Phenomena as Observable Events
In order to put phenomena to work for you in your classroom, you need to understand what they are. So just what are phenomena?
A phenomenon is the context that motivates the work of a scientist or an engineer, the events, circumstances or framework that defines what they do, the knowledge they’re looking for and the problems they’re trying to solve. In plain language, a scientist or an engineer doesn't go to work to remember facts or previously learned knowledge. That's not why people hire them.
Rather, scientists and engineers function in a context to actually develop and use that content, generating new ideas and contributing new knowledge to the preexisting body. Specifically, when we talk about scientists, we mean people who are focused on answering questions about observable events. They're answering those questions by developing and using their knowledge to test hypothetical answers to those questions.
A phenomenon, in the scientific context, is an observable event that can range from a seasonal hazard to a technological issue.
For a scientist, a phenomenon is an observable event.
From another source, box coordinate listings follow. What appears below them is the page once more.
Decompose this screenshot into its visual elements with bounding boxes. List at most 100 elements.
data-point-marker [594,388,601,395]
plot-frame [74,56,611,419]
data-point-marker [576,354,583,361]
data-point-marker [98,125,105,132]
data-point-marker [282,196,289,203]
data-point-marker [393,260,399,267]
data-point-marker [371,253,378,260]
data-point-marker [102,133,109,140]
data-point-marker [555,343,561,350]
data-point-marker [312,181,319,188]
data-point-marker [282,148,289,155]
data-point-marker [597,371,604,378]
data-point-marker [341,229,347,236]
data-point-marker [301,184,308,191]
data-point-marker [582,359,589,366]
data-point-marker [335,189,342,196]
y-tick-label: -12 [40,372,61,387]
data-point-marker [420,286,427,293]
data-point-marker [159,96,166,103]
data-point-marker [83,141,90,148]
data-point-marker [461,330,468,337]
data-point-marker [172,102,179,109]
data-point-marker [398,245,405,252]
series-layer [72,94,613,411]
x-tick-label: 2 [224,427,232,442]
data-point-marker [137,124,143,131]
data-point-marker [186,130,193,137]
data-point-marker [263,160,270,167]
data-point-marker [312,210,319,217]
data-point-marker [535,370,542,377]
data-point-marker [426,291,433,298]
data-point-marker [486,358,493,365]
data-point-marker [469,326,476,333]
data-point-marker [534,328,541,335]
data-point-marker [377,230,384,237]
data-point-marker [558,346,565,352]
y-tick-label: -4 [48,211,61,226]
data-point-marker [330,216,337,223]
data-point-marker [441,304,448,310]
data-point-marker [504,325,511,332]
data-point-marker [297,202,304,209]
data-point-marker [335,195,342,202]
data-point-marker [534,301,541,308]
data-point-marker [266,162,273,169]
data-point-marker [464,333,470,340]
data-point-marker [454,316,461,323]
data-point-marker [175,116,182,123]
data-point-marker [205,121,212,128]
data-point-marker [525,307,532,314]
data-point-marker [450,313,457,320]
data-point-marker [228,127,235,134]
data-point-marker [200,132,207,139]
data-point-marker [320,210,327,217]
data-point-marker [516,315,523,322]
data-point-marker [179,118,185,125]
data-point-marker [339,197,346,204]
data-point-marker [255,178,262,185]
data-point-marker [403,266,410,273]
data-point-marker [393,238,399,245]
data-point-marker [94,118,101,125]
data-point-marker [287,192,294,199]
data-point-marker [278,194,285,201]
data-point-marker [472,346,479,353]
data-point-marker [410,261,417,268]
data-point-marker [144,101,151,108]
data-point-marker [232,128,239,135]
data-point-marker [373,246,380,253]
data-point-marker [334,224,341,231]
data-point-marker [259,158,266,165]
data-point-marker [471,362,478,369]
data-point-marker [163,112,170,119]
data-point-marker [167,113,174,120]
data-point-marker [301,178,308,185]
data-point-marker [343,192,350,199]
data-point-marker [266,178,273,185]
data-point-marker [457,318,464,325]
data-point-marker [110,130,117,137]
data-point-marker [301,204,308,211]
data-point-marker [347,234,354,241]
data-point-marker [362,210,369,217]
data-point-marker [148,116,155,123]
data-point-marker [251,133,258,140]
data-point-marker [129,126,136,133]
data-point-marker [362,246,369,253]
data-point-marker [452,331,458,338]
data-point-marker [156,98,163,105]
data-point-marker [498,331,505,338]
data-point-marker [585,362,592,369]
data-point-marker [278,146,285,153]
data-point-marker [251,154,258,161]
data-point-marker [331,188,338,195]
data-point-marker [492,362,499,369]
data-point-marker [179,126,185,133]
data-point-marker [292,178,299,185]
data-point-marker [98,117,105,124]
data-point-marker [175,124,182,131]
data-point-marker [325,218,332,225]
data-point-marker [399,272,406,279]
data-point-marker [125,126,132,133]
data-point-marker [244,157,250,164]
If you look at the examples in a K-12 context, an observable event could be an autumn day. It could be the slip and fall phenomenon that we may see on a winter's day. It could be organisms eating. It could be seasonal light patterns. It could be computers crashing. These are all observable events, and provide a context which scientists could then develop and explore. In other words, they could develop a question around the phenomena – the observable event – and attempt to answer that question by testing a hypothesis.
In the engineering context, a phenomenon is a problem that can be solved. For instance, this might be streets that flood frequently or the desire to view objects at ever-further distances.
For an engineer, phenomena have to do with a problem that may be solved by extending their knowledge of science. Good examples of this include street flooding, fuel consumption, how to observe objects that are away, traffic, how to get from one point to another quicker, how to make boats travel faster and so on.
So scientists take their observations of events and ask questions about them, then test hypotheses related to those questions, to create new evidence-based knowledge. Engineers then expand on that knowledge by solving problems observed in the world around us through prototyping – designing solutions then testing them until they find something that works, and typically, continuing to improve solutions over time.